Bedrock hospital. Where 24/7 is not just a figure of speech. We figure out what’s wrong and we get you home. Faster than they other guys.


  1. Carolyn Thomas

    Hello Dr. John – brilliant analogy between the airlines and hospitals. Do you think the twain shall ever meet?

    Patients either have to “stay in hospital longer” – or they stay in hospital not quite long enough. Let’s also consider that if you happen to be a hospital patient during the week, you will if at all humanly possible be booted out the door by noon on Friday. Let’s empty out those beds since there’ll be fewer staff to provide care anyway over the weekend! A friend here was similarly booted out after her mastectomy, even as her family watched her oozing incision leave bloody puddles beneath her on the bedspread at home, a truly alarming sight that nobody in hospital had warned about.

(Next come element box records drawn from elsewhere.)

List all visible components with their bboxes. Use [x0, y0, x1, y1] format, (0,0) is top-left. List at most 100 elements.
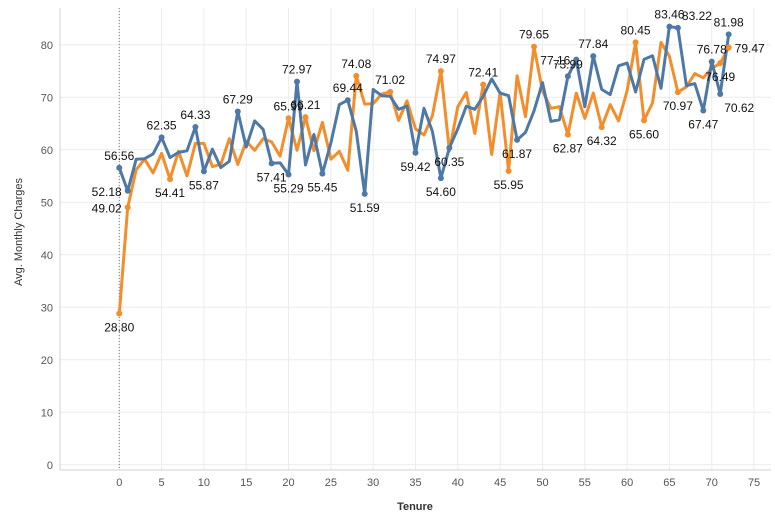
- data-label: 55.29: [274, 181, 304, 195]
- y-tick-label: 70: [41, 92, 53, 104]
- data-label: 71.02: [375, 73, 405, 87]
- data-label: 57.41: [257, 170, 287, 184]
- y-tick-label: 50: [41, 197, 53, 209]
- data-point-marker: [353, 72, 360, 79]
- data-point-marker: [200, 168, 207, 175]
- x-tick-label: 75: [748, 477, 760, 489]
- x-tick-label: 5: [159, 477, 165, 489]
- data-point-marker: [505, 168, 512, 175]
- series-line-0: [117, 25, 731, 196]
- data-point-marker: [514, 136, 521, 143]
- data-point-marker: [632, 39, 639, 46]
- data-label: 51.59: [350, 201, 380, 215]
- x-tick-label: 55: [579, 477, 591, 489]
- data-point-marker: [437, 175, 444, 182]
- data-label: 52.18: [92, 185, 122, 199]
- data-label: 59.42: [400, 160, 430, 174]
- data-label: 67.47: [688, 118, 718, 132]
- data-point-marker: [437, 68, 444, 75]
- data-label: 70.97: [663, 99, 693, 113]
- data-point-marker: [598, 124, 605, 131]
- data-point-marker: [590, 53, 597, 60]
- data-label: 62.35: [147, 118, 177, 132]
- data-label: 54.60: [426, 185, 456, 199]
- data-point-marker: [564, 73, 571, 80]
- data-label: 55.45: [307, 181, 337, 195]
- x-tick-label: 25: [325, 477, 337, 489]
- data-label: 64.32: [587, 134, 617, 148]
- x-tick-label: 35: [409, 477, 421, 489]
- data-label: 73.99: [553, 57, 583, 71]
- data-label: 67.29: [223, 92, 253, 106]
- gridlines: [60, 8, 771, 470]
- data-label: 77.84: [578, 37, 608, 51]
- data-point-marker: [717, 90, 724, 97]
- data-point-marker: [700, 107, 707, 114]
- point-markers: [116, 23, 732, 317]
- data-point-marker: [294, 78, 300, 85]
- data-labels: 56.56 52.18 49.02 28.80 62.35 54.41 64.33 55.87…: [92, 8, 765, 335]
- data-point-marker: [666, 23, 673, 30]
- data-label: 74.97: [426, 52, 456, 66]
- x-tick-label: 0: [116, 477, 122, 489]
- data-label: 72.97: [282, 63, 312, 77]
- data-point-marker: [285, 171, 292, 178]
- data-label: 28.80: [104, 321, 134, 335]
- data-label: 76.49: [705, 70, 735, 84]
- data-point-marker: [124, 204, 131, 211]
- x-tick-label: 45: [494, 477, 506, 489]
- data-label: 79.65: [519, 28, 549, 42]
- data-point-marker: [641, 117, 648, 124]
- data-point-marker: [116, 310, 123, 317]
- data-label: 69.44: [333, 81, 363, 95]
- data-point-marker: [167, 176, 174, 183]
- data-label: 74.08: [341, 57, 371, 71]
- data-label: 65.60: [629, 127, 659, 141]
- data-point-marker: [564, 131, 571, 138]
- y-tick-label: 0: [47, 460, 53, 472]
- x-tick-label: 60: [621, 477, 633, 489]
- data-point-marker: [725, 44, 732, 51]
- data-point-marker: [480, 81, 487, 88]
- data-point-marker: [302, 114, 309, 121]
- data-point-marker: [192, 124, 199, 131]
- data-label: 49.02: [92, 201, 122, 215]
- data-label: 61.87: [502, 147, 532, 161]
- data-label: 56.56: [104, 149, 134, 163]
- data-point-marker: [344, 97, 351, 104]
- data-point-marker: [412, 149, 419, 156]
- x-tick-label: 50: [536, 477, 548, 489]
- data-point-marker: [158, 134, 165, 141]
- data-label: 65.99: [274, 99, 304, 113]
- y-axis-title: Avg. Monthly Charges: [13, 177, 25, 286]
- data-point-marker: [446, 144, 453, 151]
- data-label: 77.16: [540, 54, 570, 68]
- x-tick-label: 10: [198, 477, 210, 489]
- y-tick-label: 30: [41, 302, 53, 314]
- y-tick-label: 80: [41, 40, 53, 52]
- data-point-marker: [387, 88, 394, 95]
- x-tick-label: 30: [367, 477, 379, 489]
- data-point-marker: [708, 58, 715, 65]
- x-tick-label: 15: [240, 477, 252, 489]
- y-tick-label: 10: [41, 407, 53, 419]
- data-label: 79.47: [735, 42, 765, 56]
- data-point-marker: [717, 60, 724, 67]
- x-tick-label: 65: [663, 477, 675, 489]
- data-label: 64.33: [180, 108, 210, 122]
- data-label: 83.46: [654, 8, 684, 22]
- x-tick-label: 40: [452, 477, 464, 489]
- x-axis-title: Tenure: [397, 501, 433, 513]
- y-tick-label: 40: [41, 250, 53, 262]
- x-tick-label: 70: [706, 477, 718, 489]
- data-label: 80.45: [621, 23, 651, 37]
- data-label: 66.21: [290, 98, 320, 112]
- data-point-marker: [674, 89, 681, 96]
- data-label: 55.87: [189, 178, 219, 192]
- data-label: 72.41: [468, 66, 498, 80]
- x-tick-label: 20: [282, 477, 294, 489]
- data-point-marker: [124, 187, 131, 194]
- data-label: 70.62: [724, 101, 754, 115]
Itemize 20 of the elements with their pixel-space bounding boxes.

    And the Archives of Internal Medicine has reported that, for heart attack survivors, the average length of stay has declined from approximately 12 days in the mid-80s to less than half that number over the next 15 years.

    Several of us survivors have openly wondered, in fact, if shorter hospital stays now may actually be contributing to the acknowledged link between MI survival and subsequent depression – although as the AIM reports, LOS appears not to be associated with poorer cardiac outcomes thanks to recent improvements in reperfusion therapies.

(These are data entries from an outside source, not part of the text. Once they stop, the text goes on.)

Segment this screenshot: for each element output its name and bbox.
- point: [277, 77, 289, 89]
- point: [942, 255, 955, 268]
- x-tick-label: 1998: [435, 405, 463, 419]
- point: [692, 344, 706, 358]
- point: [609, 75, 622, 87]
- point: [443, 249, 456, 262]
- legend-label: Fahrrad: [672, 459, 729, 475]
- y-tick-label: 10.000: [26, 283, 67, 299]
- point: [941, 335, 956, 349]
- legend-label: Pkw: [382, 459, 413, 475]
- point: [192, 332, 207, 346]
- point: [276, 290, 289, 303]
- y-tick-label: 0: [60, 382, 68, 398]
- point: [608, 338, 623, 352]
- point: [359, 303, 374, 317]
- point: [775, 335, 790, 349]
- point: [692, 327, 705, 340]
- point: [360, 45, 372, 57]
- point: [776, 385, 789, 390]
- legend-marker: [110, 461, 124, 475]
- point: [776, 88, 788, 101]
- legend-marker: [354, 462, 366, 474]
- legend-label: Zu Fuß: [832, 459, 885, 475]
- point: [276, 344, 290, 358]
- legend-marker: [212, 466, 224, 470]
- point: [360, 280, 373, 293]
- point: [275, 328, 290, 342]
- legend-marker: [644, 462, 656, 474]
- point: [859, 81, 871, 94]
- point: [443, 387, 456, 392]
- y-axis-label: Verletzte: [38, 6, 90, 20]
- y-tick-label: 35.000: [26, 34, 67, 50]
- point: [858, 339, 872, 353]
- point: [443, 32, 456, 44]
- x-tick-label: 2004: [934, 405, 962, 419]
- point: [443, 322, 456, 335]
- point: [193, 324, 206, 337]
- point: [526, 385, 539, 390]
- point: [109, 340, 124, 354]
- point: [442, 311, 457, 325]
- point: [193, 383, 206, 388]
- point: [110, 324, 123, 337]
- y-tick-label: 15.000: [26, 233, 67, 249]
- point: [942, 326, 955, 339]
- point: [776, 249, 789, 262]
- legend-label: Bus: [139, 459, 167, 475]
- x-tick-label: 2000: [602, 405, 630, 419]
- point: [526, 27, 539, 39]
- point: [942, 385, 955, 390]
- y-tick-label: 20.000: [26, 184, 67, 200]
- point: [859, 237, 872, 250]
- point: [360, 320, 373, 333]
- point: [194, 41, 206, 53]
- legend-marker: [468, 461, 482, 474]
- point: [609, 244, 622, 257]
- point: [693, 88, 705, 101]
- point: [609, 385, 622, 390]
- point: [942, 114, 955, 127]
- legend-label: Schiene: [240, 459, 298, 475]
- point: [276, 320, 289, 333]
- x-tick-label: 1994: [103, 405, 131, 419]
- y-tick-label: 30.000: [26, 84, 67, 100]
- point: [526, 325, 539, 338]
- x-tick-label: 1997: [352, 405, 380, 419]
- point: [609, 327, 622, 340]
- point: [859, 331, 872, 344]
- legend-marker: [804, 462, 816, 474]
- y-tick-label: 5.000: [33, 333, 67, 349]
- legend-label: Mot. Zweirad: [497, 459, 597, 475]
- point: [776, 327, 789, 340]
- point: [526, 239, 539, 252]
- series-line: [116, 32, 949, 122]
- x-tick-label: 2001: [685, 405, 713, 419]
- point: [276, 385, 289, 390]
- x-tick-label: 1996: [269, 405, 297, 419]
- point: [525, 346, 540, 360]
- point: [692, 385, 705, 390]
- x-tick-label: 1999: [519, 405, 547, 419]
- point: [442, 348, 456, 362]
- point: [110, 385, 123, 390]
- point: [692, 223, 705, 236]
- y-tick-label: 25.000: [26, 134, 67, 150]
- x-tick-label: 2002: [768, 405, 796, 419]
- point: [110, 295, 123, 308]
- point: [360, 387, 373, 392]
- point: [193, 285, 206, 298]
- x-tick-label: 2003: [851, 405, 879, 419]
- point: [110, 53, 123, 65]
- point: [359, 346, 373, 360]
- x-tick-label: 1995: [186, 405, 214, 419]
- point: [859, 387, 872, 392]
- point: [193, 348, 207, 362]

    But in the ‘good ol’ days’ of two-week hospital stays post-MI, both patients and family members had enhanced opportunities during that time to get their heads wrapped around what the heck had just happened, to meet with hospital social workers, therapists, nutritionists, rehab staff, chaplains, and many other patients to help them adjust to such an emotionally overwhelming crisis before they were sent home.

  2. Joel Henning

    Very weird, isn’t it? People are no less sick on weekends. Hotels, restaurants, taxis, and, as you say, airlines don’t take weekends off. People eat, sleep, go places on weekends, and get sick or stay sick. Would mean that more manpower is required, but these other industries cover weekends and so too should hospitals.

  3. Steve

    Talk to your hospital administrators and get an accurate estimate of how much it would cost to have “specialized services that won’t fire up again until Monday” available seven days a week. After you figure out that it is not financially viable (Note: having someone work Saturday and Sunday but take Monday and Tuesday off does not count as seven days a week), then get an estimate of having these specialized services available not just during the day but all night too. Because isn’t that the logical extension of your argument? Then I think you should volunteer to do ward months at least six months a year, maybe nine months, or how about 12 months a year of ward months, including weekends. Everyone is going to have to do their part to get your 24/7 utopia going at Bedrock Hospital. The only way you are going to get it to work is by hiring a lot more doctors, nurses, and technicians of all types. And the only way you are going to pay for it is to churn the patients in and out 24/7. If someone is stable at midnight, discharge them and get a fresh body in that bed, a new DRG payment, baby, 24/7. Critically ill patients do get life saving emergency medical care 24/7 at every hospital I have ever worked at, but in the inane attempt to drive efficiency to some holy grail of maximum, I think we are ruining our profession, maybe even our way of life.